What amazes me about Fleming Road UCC, is that this church has the same issues as most churches, yet there is a core of us that stay with this, we are committed to one another and to working through things and you include others. Most folks in society give up, move on, become church refugees. That’s not a judgment on them or us, it’s understandable. Yet, here, I know we have issues, but we are willing to have the patience to stick with it, to stick with each other I believe. 

So, the psalmist goes on to say that as we wait, we should wait patiently, and God hears our cry, God sets us up on a rock. 

Our gospel passage this morning finds John, the cousin of Jesus, proclaiming to the world that Jesus is the messiah, the promised one. This passage has a lot of verbs like, “look”, “see”, “behold”, all coming from the same greek root word. Have eyes opened to the reality of God in the flesh before us. 

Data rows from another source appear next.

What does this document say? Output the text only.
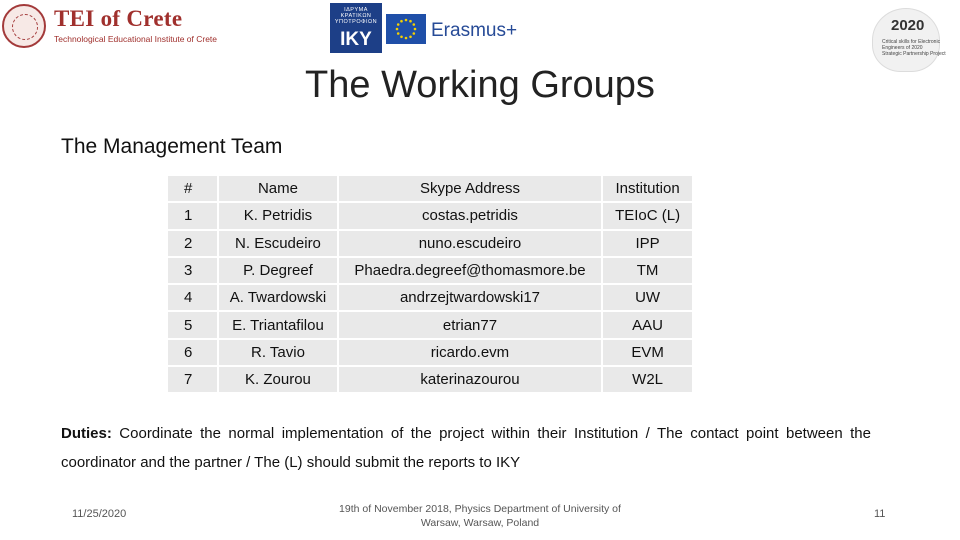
TEI of Crete
Technological Educational Institute of Crete
ΙΔΡΥΜΑ ΚΡΑΤΙΚΩΝ ΥΠΟΤΡΟΦΙΩΝ
IKY	Erasmus+	2020
Critical skills for Electronic
Engineers of 2020
Strategic Partnership Project
The Working Groups
The Management Team
#	Name	Skype Address	Institution
1	K. Petridis	costas.petridis	TEIoC (L)
2	N. Escudeiro	nuno.escudeiro	IPP
3	P. Degreef	Phaedra.degreef@thomasmore.be	TM
4	A. Twardowski	andrzejtwardowski17	UW
5	E. Triantafilou	etrian77	AAU
6	R. Tavio	ricardo.evm	EVM
7	K. Zourou	katerinazourou	W2L
Duties: Coordinate the normal implementation of the project within their Institution / The contact point between the coordinator and the partner / The (L) should submit the reports to IKY
11/25/2020	19th of November 2018, Physics Department of University of
Warsaw, Warsaw, Poland
11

John goes on to say that this Jesus is the lamb of God. The lamb who sacrifices every- thing for us out of love. There is a motif in scripture that humanity is always looking for a scapegoat….someone or something that we can blame our issues on rather than dealing with them ourselves and doing the hard work of self awareness and risking vulnerability. 

In Jewish custom, lambs or goats were offered as sacrifices, that’s where we get the term scapegoating. They believed that they could place their sins, their shortcomings on a sacrificial animal and release it in the wild to wander away with their sins or selfishness and give them a fresh start…or kill that animal. 

Jesus comes on to the scene. Jesus loves well and looks into the lives of others with grace and inclusion. Jesus is scapegoated because the religious leaders of that time and others were exposed in their shortcomings and put on to Jesus their issues…which led him to the cross where he became the scapegoat for us all. Jesus took it on and overcome being a scapegoat…Jesus love even overcame death and led to resurrection. 

This is key for us in our understanding of the way of Jesus. Jesus took on our stuff, didn’t let it define him, absorbed it, and then nailed it with him to a tree…he let it die and then resurrected to new life that he shares with us. 

Our passage also shares that others saw Jesus’ belief in them, Jesus’ willingness to love and brought folks to them. Andrew, a disciple of Jesus, always seems to be introducing others to Jesus…which makes sense, when we are excited about our relationship with someone, we want to connect them to others. It’s good to pause here and ask ourselves, do we sense Jesus’ love for us so much that we want to introduce Jesus to others like Andrew? 

When Andrew is introduced, Jesus asks, what is that you want? That’s also a good question for us. We are the church, the body of Christ, what do we want in meeting Jesus? And, are we ok with playing church or do we really want to experience relationship with Jesus? 

If we do want relationship, that changes everything. First century Judaism understood that names meant something, they had meaning. We get that on some level today. But, devout Jews knew that if you knew someone’s name, if you had their name, that brought a sense of knowing and of submitting to someone else. It was vulnerable to someone else to know one’s name. 

Jesus was introduced to others, he was given their names, and then he did something remarkable, when he met Simon, he gave him a new name, Peter, which means rock. Later he would say that Peter, would be the rock that the church would stand. 

Friends, may we also know that Jesus has given us that same name, we are the rock. We wait patiently for the Lord, he hears our plea, then he sets us upon a rock…a rock that isn’t a building or a system, but a relationship that is a sure foundation in a world that can often be shifting underneath us. And, we have friends that we love…and as we fall in love with Jesus, we want to love them as Jesus loved them and help them, as well as ourselves, find the new name that God is giving to us.